Colombia knocks out two illegal oil refineries belonging to rebel army

BOGOTA, Dec 28 (Reuters) - Colombian security forces on Tuesday neutralized two clandestine refineries in the country's northeast which belonged to the rebel National Liberation Army (ELN), the defense ministry said.

The operation in Norte de Santander province, which sits on Colombia's border with Venezuela, involved 900 members of the military and police forces, the defense ministry said in a statement.

The refineries provided the leftist ELN with more than 30 million pesos (around $7,500) in illicit earnings each month.

Norte de Santander has evolved into the new epicenter of Colombia's long internal conflict as security forces battle drug gangs and rebels while coca production increases.

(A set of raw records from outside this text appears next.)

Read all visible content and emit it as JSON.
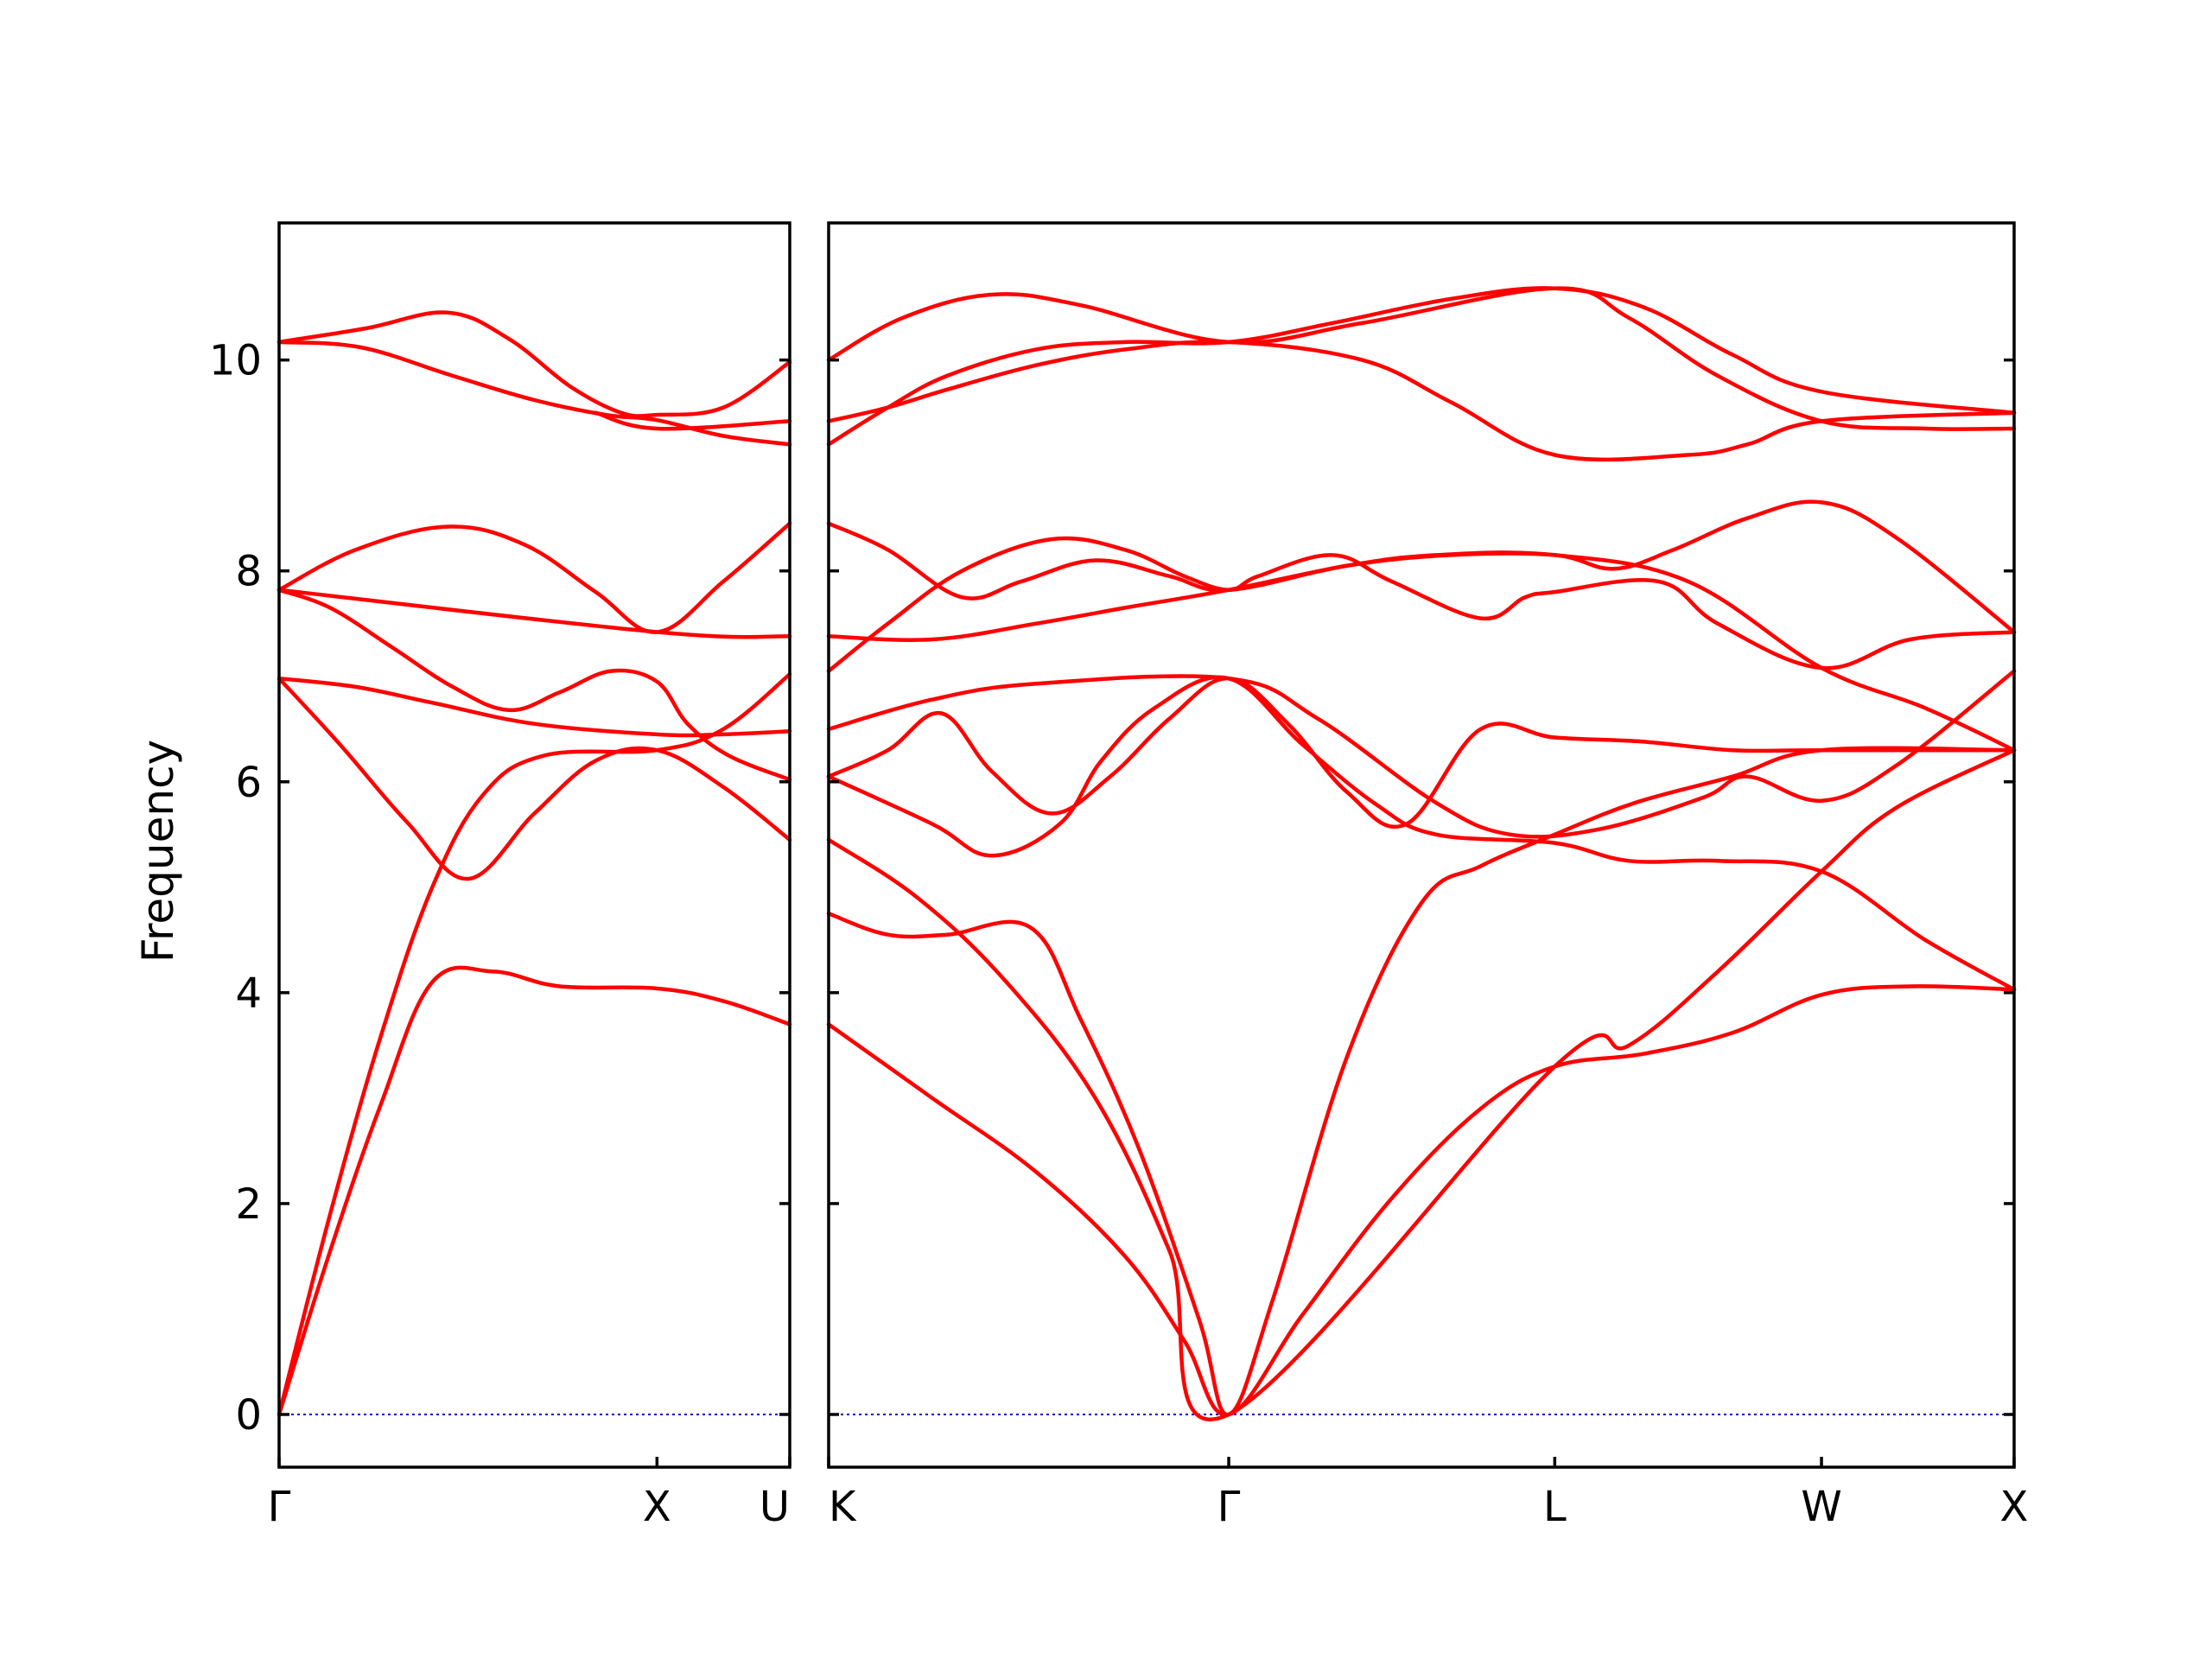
{
  "chart_data": {
    "type": "line",
    "title": "",
    "ylabel": "Frequency",
    "ylim": [
      -0.5,
      11.3
    ],
    "yticks": [
      0,
      2,
      4,
      6,
      8,
      10
    ],
    "ytick_labels": [
      "0",
      "2",
      "4",
      "6",
      "8",
      "10"
    ],
    "zero_line": true,
    "line_color": "#ff0000",
    "zero_line_color": "#0000cc",
    "panels": [
      {
        "name": "panel-gamma-x-u",
        "xrange": [
          0,
          1.0
        ],
        "xticks": [
          {
            "x": 0,
            "label": "Γ"
          },
          {
            "x": 0.74,
            "label": "X"
          },
          {
            "x": 1.0,
            "label": "U"
          }
        ],
        "bands": [
          [
            [
              0,
              0
            ],
            [
              0.1,
              1.55
            ],
            [
              0.2,
              2.95
            ],
            [
              0.3,
              4.1
            ],
            [
              0.42,
              4.2
            ],
            [
              0.55,
              4.06
            ],
            [
              0.74,
              4.04
            ],
            [
              0.87,
              3.92
            ],
            [
              1.0,
              3.7
            ]
          ],
          [
            [
              0,
              0
            ],
            [
              0.1,
              1.9
            ],
            [
              0.2,
              3.6
            ],
            [
              0.3,
              5.0
            ],
            [
              0.4,
              5.88
            ],
            [
              0.52,
              6.25
            ],
            [
              0.74,
              6.3
            ],
            [
              0.87,
              6.5
            ],
            [
              1.0,
              7.02
            ]
          ],
          [
            [
              0,
              6.98
            ],
            [
              0.12,
              6.35
            ],
            [
              0.25,
              5.62
            ],
            [
              0.37,
              5.08
            ],
            [
              0.5,
              5.7
            ],
            [
              0.62,
              6.2
            ],
            [
              0.74,
              6.3
            ],
            [
              0.87,
              5.95
            ],
            [
              1.0,
              5.45
            ]
          ],
          [
            [
              0,
              6.98
            ],
            [
              0.15,
              6.9
            ],
            [
              0.3,
              6.75
            ],
            [
              0.5,
              6.55
            ],
            [
              0.74,
              6.45
            ],
            [
              0.87,
              6.45
            ],
            [
              1.0,
              6.48
            ]
          ],
          [
            [
              0,
              7.82
            ],
            [
              0.1,
              7.65
            ],
            [
              0.22,
              7.28
            ],
            [
              0.34,
              6.9
            ],
            [
              0.45,
              6.68
            ],
            [
              0.55,
              6.85
            ],
            [
              0.65,
              7.05
            ],
            [
              0.74,
              6.95
            ],
            [
              0.8,
              6.55
            ],
            [
              0.88,
              6.25
            ],
            [
              1.0,
              6.02
            ]
          ],
          [
            [
              0,
              7.82
            ],
            [
              0.15,
              8.2
            ],
            [
              0.33,
              8.42
            ],
            [
              0.48,
              8.25
            ],
            [
              0.62,
              7.8
            ],
            [
              0.74,
              7.42
            ],
            [
              0.87,
              7.9
            ],
            [
              1.0,
              8.45
            ]
          ],
          [
            [
              0,
              7.82
            ],
            [
              0.74,
              7.42
            ],
            [
              1.0,
              7.38
            ]
          ],
          [
            [
              0,
              10.17
            ],
            [
              0.17,
              10.3
            ],
            [
              0.33,
              10.45
            ],
            [
              0.45,
              10.2
            ],
            [
              0.57,
              9.75
            ],
            [
              0.67,
              9.5
            ],
            [
              0.74,
              9.48
            ],
            [
              0.87,
              9.55
            ],
            [
              1.0,
              9.98
            ]
          ],
          [
            [
              0,
              10.17
            ],
            [
              0.16,
              10.12
            ],
            [
              0.34,
              9.85
            ],
            [
              0.5,
              9.62
            ],
            [
              0.64,
              9.48
            ],
            [
              0.74,
              9.43
            ],
            [
              0.87,
              9.28
            ],
            [
              1.0,
              9.2
            ]
          ],
          [
            [
              0.62,
              9.5
            ],
            [
              0.74,
              9.35
            ],
            [
              1.0,
              9.42
            ]
          ]
        ]
      },
      {
        "name": "panel-k-gamma-l-w-x",
        "xrange": [
          0,
          4.0
        ],
        "xticks": [
          {
            "x": 0,
            "label": "K"
          },
          {
            "x": 1.35,
            "label": "Γ"
          },
          {
            "x": 2.45,
            "label": "L"
          },
          {
            "x": 3.35,
            "label": "W"
          },
          {
            "x": 4.0,
            "label": "X"
          }
        ],
        "bands": [
          [
            [
              0,
              3.7
            ],
            [
              0.35,
              3.0
            ],
            [
              0.7,
              2.3
            ],
            [
              1.0,
              1.5
            ],
            [
              1.2,
              0.7
            ],
            [
              1.35,
              0
            ],
            [
              1.6,
              0.95
            ],
            [
              1.9,
              2.05
            ],
            [
              2.2,
              2.9
            ],
            [
              2.45,
              3.3
            ],
            [
              2.75,
              3.42
            ],
            [
              3.05,
              3.62
            ],
            [
              3.35,
              3.98
            ],
            [
              3.65,
              4.06
            ],
            [
              4.0,
              4.03
            ]
          ],
          [
            [
              0,
              5.45
            ],
            [
              0.3,
              4.9
            ],
            [
              0.6,
              4.1
            ],
            [
              0.9,
              3.0
            ],
            [
              1.15,
              1.55
            ],
            [
              1.35,
              0
            ],
            [
              2.45,
              3.3
            ],
            [
              2.7,
              3.5
            ],
            [
              3.0,
              4.2
            ],
            [
              3.35,
              5.15
            ],
            [
              3.6,
              5.75
            ],
            [
              4.0,
              6.3
            ]
          ],
          [
            [
              0,
              4.75
            ],
            [
              0.2,
              4.55
            ],
            [
              0.4,
              4.55
            ],
            [
              0.68,
              4.62
            ],
            [
              0.85,
              3.75
            ],
            [
              1.05,
              2.5
            ],
            [
              1.25,
              0.9
            ],
            [
              1.35,
              0
            ],
            [
              1.5,
              1.1
            ],
            [
              1.75,
              3.4
            ],
            [
              2.0,
              4.85
            ],
            [
              2.2,
              5.2
            ],
            [
              2.45,
              5.5
            ],
            [
              2.72,
              5.8
            ],
            [
              3.05,
              6.05
            ],
            [
              3.35,
              6.3
            ],
            [
              4.0,
              6.3
            ]
          ],
          [
            [
              0,
              6.05
            ],
            [
              0.35,
              5.6
            ],
            [
              0.55,
              5.3
            ],
            [
              0.78,
              5.6
            ],
            [
              0.92,
              6.2
            ],
            [
              1.1,
              6.7
            ],
            [
              1.35,
              6.98
            ],
            [
              1.6,
              6.35
            ],
            [
              1.85,
              5.78
            ],
            [
              2.05,
              5.5
            ],
            [
              2.45,
              5.42
            ],
            [
              2.7,
              5.25
            ],
            [
              3.0,
              5.25
            ],
            [
              3.35,
              5.15
            ],
            [
              3.7,
              4.5
            ],
            [
              4.0,
              4.03
            ]
          ],
          [
            [
              0,
              6.05
            ],
            [
              0.2,
              6.3
            ],
            [
              0.38,
              6.65
            ],
            [
              0.55,
              6.1
            ],
            [
              0.75,
              5.7
            ],
            [
              0.95,
              6.05
            ],
            [
              1.15,
              6.6
            ],
            [
              1.35,
              6.98
            ],
            [
              1.55,
              6.55
            ],
            [
              1.75,
              5.9
            ],
            [
              1.95,
              5.6
            ],
            [
              2.2,
              6.5
            ],
            [
              2.45,
              6.42
            ],
            [
              2.75,
              6.38
            ],
            [
              3.05,
              6.3
            ],
            [
              3.35,
              6.3
            ],
            [
              4.0,
              6.3
            ]
          ],
          [
            [
              0,
              6.5
            ],
            [
              0.35,
              6.78
            ],
            [
              0.7,
              6.93
            ],
            [
              1.35,
              6.98
            ],
            [
              1.65,
              6.6
            ],
            [
              2.05,
              5.8
            ],
            [
              2.3,
              5.5
            ],
            [
              2.6,
              5.55
            ],
            [
              2.95,
              5.85
            ],
            [
              3.1,
              6.05
            ],
            [
              3.35,
              5.82
            ],
            [
              3.6,
              6.15
            ],
            [
              4.0,
              7.05
            ]
          ],
          [
            [
              0,
              7.38
            ],
            [
              0.35,
              7.35
            ],
            [
              0.7,
              7.5
            ],
            [
              1.0,
              7.65
            ],
            [
              1.35,
              7.82
            ],
            [
              1.75,
              8.05
            ],
            [
              2.05,
              8.15
            ],
            [
              2.45,
              8.15
            ],
            [
              2.9,
              7.9
            ],
            [
              3.35,
              7.08
            ],
            [
              3.7,
              6.7
            ],
            [
              4.0,
              6.3
            ]
          ],
          [
            [
              0,
              7.05
            ],
            [
              0.2,
              7.5
            ],
            [
              0.45,
              8.0
            ],
            [
              0.75,
              8.3
            ],
            [
              1.0,
              8.2
            ],
            [
              1.2,
              7.95
            ],
            [
              1.35,
              7.82
            ],
            [
              1.45,
              7.95
            ],
            [
              1.7,
              8.15
            ],
            [
              1.9,
              7.9
            ],
            [
              2.2,
              7.55
            ],
            [
              2.35,
              7.75
            ],
            [
              2.45,
              7.8
            ],
            [
              2.8,
              7.9
            ],
            [
              3.0,
              7.5
            ],
            [
              3.35,
              7.08
            ],
            [
              3.65,
              7.35
            ],
            [
              4.0,
              7.42
            ]
          ],
          [
            [
              0,
              8.45
            ],
            [
              0.2,
              8.2
            ],
            [
              0.45,
              7.75
            ],
            [
              0.65,
              7.9
            ],
            [
              0.9,
              8.1
            ],
            [
              1.15,
              7.95
            ],
            [
              1.35,
              7.82
            ],
            [
              1.75,
              8.05
            ],
            [
              2.1,
              8.15
            ],
            [
              2.45,
              8.15
            ],
            [
              2.65,
              8.02
            ],
            [
              2.85,
              8.2
            ],
            [
              3.1,
              8.5
            ],
            [
              3.35,
              8.65
            ],
            [
              3.6,
              8.32
            ],
            [
              4.0,
              7.42
            ]
          ],
          [
            [
              0,
              9.42
            ],
            [
              0.2,
              9.55
            ],
            [
              0.4,
              9.72
            ],
            [
              0.7,
              9.95
            ],
            [
              1.0,
              10.1
            ],
            [
              1.35,
              10.17
            ],
            [
              1.8,
              10.0
            ],
            [
              2.1,
              9.6
            ],
            [
              2.45,
              9.1
            ],
            [
              2.9,
              9.1
            ],
            [
              3.1,
              9.2
            ],
            [
              3.35,
              9.42
            ],
            [
              4.0,
              9.5
            ]
          ],
          [
            [
              0,
              9.2
            ],
            [
              0.2,
              9.55
            ],
            [
              0.4,
              9.85
            ],
            [
              0.7,
              10.1
            ],
            [
              1.0,
              10.17
            ],
            [
              1.35,
              10.17
            ],
            [
              1.7,
              10.35
            ],
            [
              2.1,
              10.58
            ],
            [
              2.45,
              10.68
            ],
            [
              2.75,
              10.5
            ],
            [
              3.05,
              10.05
            ],
            [
              3.35,
              9.7
            ],
            [
              4.0,
              9.5
            ]
          ],
          [
            [
              0,
              10.0
            ],
            [
              0.25,
              10.4
            ],
            [
              0.55,
              10.62
            ],
            [
              0.85,
              10.52
            ],
            [
              1.35,
              10.17
            ],
            [
              1.8,
              10.35
            ],
            [
              2.45,
              10.68
            ],
            [
              2.7,
              10.4
            ],
            [
              3.0,
              9.85
            ],
            [
              3.35,
              9.42
            ],
            [
              3.7,
              9.35
            ],
            [
              4.0,
              9.35
            ]
          ]
        ]
      }
    ]
  }
}
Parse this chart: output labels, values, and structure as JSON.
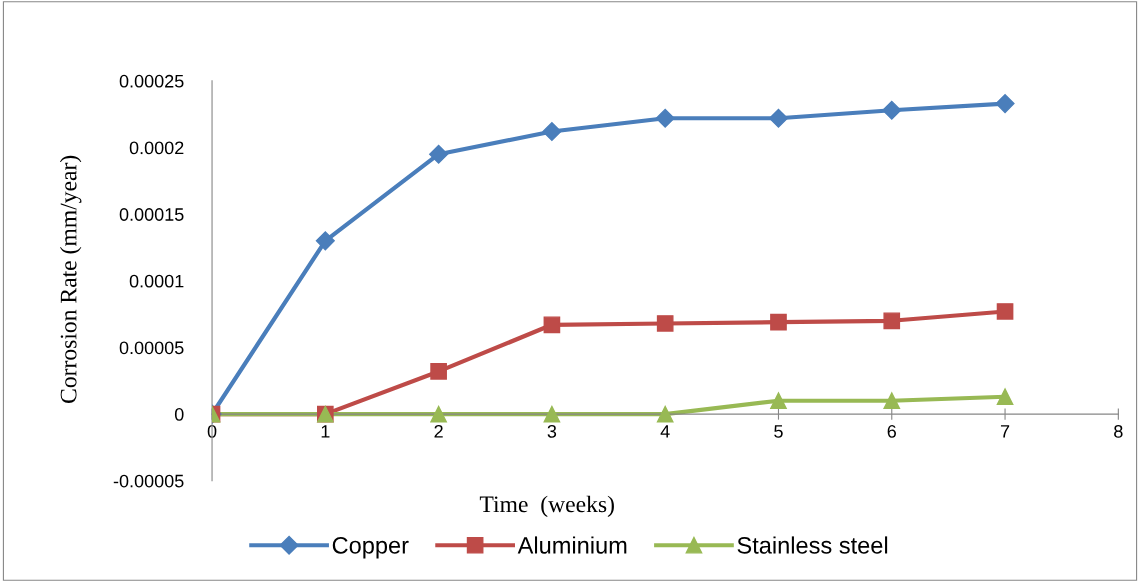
{
  "chart_data": {
    "type": "line",
    "xlabel": "Time  (weeks)",
    "ylabel": "Corrosion Rate (mm/year)",
    "x": [
      0,
      1,
      2,
      3,
      4,
      5,
      6,
      7
    ],
    "series": [
      {
        "name": "Copper",
        "color": "#4a7ebb",
        "marker": "diamond",
        "values": [
          0,
          0.00013,
          0.000195,
          0.000212,
          0.000222,
          0.000222,
          0.000228,
          0.000233
        ]
      },
      {
        "name": "Aluminium",
        "color": "#be4b48",
        "marker": "square",
        "values": [
          0,
          0,
          3.2e-05,
          6.7e-05,
          6.8e-05,
          6.9e-05,
          7e-05,
          7.7e-05
        ]
      },
      {
        "name": "Stainless steel",
        "color": "#98b954",
        "marker": "triangle",
        "values": [
          0,
          0,
          0,
          0,
          0,
          1e-05,
          1e-05,
          1.3e-05
        ]
      }
    ],
    "xlim": [
      0,
      8
    ],
    "xticks": [
      0,
      1,
      2,
      3,
      4,
      5,
      6,
      7,
      8
    ],
    "ylim": [
      -5e-05,
      0.00025
    ],
    "yticks": [
      {
        "value": -5e-05,
        "label": "-0.00005"
      },
      {
        "value": 0,
        "label": "0"
      },
      {
        "value": 5e-05,
        "label": "0.00005"
      },
      {
        "value": 0.0001,
        "label": "0.0001"
      },
      {
        "value": 0.00015,
        "label": "0.00015"
      },
      {
        "value": 0.0002,
        "label": "0.0002"
      },
      {
        "value": 0.00025,
        "label": "0.00025"
      }
    ],
    "grid": false,
    "legend": "bottom",
    "line_style": "solid"
  }
}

Theft from Colombia's oil pipelines - particularly from the Cano Limon-Covenas pipeline, which runs through Norte de Santander and other provinces - is booming as illegal armed groups look to replace dwindling supplies of smuggled Venezuelan gasoline for use in the drug trade.

An average of 3,299 barrels of oil were being stolen per day in Colombia through June 30, of which 2,430 barrels came from the Cano Limon Covenas pipeline, as seizures of gasoline smuggled from Venezuela slowed to a trickle, Reuters reported last month. read more

Stolen oil is processed in clandestine refineries and turned into a rudimentary gasoline known as "pategrillo" or "cricket's foot" - so-called for its green color - that is used in cocaine production, according to police and analysts.

It Tuesday's operation, security forces also discovered an illegal valve used for stealing crude oil in the Cano Limon-Covenas pipeline, the statement added.

This year 41 illegal valves have been found on the pipeline in Catatumbo, it said, citing information from Cenit, a wholly-owned subsidiary of Colombia's state-owned oil company Ecopetrol.

Some 690,000 barrels of crude have been stolen in Catatumbo this year, of which 70% has been used in processing cocaine, the defense ministry said.